Propofol in the pediatric intensive care unit, a safe and effective agent in reducing pain and sedation infusions: A single-center retrospective study


Advocate Children's Hospital, Oak Lawn


Introduction Propofol has long been used as an anesthetic agent during pediatric surgery. Its use in pediatric intensive care units has been largely controversial. A beneficial use of propofol is to facilitate weaning of other pain and sedation infusions such as opiates and benzodiazepines. However, some have advocated to not use propofol due to fear of possible adverse effects including propofol infusion syndrome and hemodynamic instability. The purpose of this study was to determine both the safety of propofol infusions in critically ill pediatric patients, as well as the change in the requirement of other pain and sedation infusions by use of a propofol infusion. Methods Single-center, retrospective data (January 2011 to January 2020) was obtained manually using a study-specific data extraction tool created for electronic medical records.
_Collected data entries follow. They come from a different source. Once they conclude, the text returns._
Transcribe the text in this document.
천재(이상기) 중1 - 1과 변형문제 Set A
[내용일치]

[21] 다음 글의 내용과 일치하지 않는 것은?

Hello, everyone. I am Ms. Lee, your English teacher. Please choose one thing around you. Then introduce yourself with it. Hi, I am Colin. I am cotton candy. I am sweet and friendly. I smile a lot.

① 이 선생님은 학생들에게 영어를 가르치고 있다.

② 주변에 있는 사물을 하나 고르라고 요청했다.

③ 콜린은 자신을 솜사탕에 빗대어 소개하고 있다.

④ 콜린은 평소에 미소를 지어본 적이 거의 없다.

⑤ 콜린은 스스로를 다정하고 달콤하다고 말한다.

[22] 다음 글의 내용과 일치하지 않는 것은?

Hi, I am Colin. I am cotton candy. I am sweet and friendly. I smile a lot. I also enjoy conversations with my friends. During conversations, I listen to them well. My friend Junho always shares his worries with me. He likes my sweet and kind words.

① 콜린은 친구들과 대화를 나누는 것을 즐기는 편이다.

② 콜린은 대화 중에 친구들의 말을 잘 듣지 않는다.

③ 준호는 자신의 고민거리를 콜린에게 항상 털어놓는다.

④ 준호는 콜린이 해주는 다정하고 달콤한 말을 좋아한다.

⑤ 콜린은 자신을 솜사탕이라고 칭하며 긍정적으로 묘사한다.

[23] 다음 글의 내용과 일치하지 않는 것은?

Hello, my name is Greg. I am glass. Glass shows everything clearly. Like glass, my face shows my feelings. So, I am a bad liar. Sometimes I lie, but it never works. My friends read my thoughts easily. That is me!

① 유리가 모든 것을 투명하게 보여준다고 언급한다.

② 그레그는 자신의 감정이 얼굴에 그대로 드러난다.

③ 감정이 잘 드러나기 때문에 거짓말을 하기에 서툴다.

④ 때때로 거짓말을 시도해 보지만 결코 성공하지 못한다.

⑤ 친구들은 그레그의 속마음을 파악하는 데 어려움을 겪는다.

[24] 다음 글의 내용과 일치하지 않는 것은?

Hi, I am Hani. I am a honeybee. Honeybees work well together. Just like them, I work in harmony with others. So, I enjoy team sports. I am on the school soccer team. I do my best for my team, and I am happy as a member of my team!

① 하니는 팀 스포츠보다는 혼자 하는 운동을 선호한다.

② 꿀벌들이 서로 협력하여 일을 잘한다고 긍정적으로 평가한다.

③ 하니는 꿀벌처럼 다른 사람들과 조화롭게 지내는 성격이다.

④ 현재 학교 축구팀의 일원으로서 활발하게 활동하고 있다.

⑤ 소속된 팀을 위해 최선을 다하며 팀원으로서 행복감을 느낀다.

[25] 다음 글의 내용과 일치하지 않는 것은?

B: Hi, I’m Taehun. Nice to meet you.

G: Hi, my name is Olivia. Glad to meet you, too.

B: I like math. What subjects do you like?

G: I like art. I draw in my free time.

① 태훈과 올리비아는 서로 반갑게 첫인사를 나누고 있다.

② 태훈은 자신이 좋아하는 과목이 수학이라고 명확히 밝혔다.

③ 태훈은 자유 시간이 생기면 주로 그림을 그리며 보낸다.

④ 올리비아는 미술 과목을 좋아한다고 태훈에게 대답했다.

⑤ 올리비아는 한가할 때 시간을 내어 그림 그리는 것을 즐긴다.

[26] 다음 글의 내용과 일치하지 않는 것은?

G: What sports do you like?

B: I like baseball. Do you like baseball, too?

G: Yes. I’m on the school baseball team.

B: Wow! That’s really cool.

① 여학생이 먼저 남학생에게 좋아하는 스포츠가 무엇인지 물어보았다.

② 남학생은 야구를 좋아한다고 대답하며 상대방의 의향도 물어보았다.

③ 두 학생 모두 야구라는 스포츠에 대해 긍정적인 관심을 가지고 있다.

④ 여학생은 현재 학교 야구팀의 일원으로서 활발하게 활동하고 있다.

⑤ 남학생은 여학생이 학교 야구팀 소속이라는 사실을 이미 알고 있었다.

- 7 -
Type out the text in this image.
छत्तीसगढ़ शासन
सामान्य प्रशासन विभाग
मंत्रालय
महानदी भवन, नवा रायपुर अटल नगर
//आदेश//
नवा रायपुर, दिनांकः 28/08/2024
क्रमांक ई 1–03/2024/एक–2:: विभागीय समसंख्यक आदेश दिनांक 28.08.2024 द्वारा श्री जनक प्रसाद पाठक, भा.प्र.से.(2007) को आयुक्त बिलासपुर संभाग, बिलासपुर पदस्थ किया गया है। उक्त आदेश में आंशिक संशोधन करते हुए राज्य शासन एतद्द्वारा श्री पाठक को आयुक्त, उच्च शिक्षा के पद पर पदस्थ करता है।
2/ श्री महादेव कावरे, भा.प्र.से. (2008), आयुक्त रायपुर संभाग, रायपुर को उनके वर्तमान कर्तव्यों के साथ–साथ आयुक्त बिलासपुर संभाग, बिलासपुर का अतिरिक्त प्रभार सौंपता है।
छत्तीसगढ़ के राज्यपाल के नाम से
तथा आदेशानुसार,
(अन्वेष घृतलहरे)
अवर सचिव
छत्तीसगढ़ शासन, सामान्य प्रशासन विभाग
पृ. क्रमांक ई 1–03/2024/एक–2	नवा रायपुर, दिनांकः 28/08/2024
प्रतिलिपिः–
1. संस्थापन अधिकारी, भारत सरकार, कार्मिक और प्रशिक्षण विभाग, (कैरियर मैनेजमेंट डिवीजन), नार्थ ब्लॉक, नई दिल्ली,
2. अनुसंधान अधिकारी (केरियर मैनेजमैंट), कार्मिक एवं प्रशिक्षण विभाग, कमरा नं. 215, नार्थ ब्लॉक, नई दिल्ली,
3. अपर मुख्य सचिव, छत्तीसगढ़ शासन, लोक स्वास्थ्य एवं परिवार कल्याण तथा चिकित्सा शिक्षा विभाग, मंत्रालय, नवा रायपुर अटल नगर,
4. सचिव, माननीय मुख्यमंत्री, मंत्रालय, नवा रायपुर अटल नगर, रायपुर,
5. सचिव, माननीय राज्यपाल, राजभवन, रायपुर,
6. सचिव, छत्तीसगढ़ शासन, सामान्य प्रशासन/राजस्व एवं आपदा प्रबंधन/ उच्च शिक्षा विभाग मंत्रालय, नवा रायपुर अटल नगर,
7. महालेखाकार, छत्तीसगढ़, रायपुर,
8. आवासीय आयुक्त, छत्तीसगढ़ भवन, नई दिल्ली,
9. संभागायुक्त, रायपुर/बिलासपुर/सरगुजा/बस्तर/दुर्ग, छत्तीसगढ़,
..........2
The data obtained included variables of interest that measured physiological parameters and pain/sedation infusion (morphine, fentanyl, hydromorphone, midazolam, and dexmedetomidine) rates during three time periods: before propofol initiation, immediately after discontinuation, and four hours after discontinuation. The physiological parameters were then compared to the pain and sedation infusion rates using paired Wilcoxon signed-rank tests. Results There was a total of 33 patients with an average age of 11.1 years who were given a median initial propofol infusion of 50 mcg/kg/min with a peak dose of 75 mcg/kg/min over an average of eight hours. Age had a weak and insignificant correlation with initial rate and duration and a moderate and significant correlation with peak rate and duration. Physiological parameters did not vary at any time point measured. There was a significant reduction in other pain and sedation infusions after discontinuation of propofol. Conclusion Propofol infusions are hemodynamically tolerated and the majority of patients who are on other pain and sedation infusions tolerate complete discontinuation of these infusions following propofol discontinuation.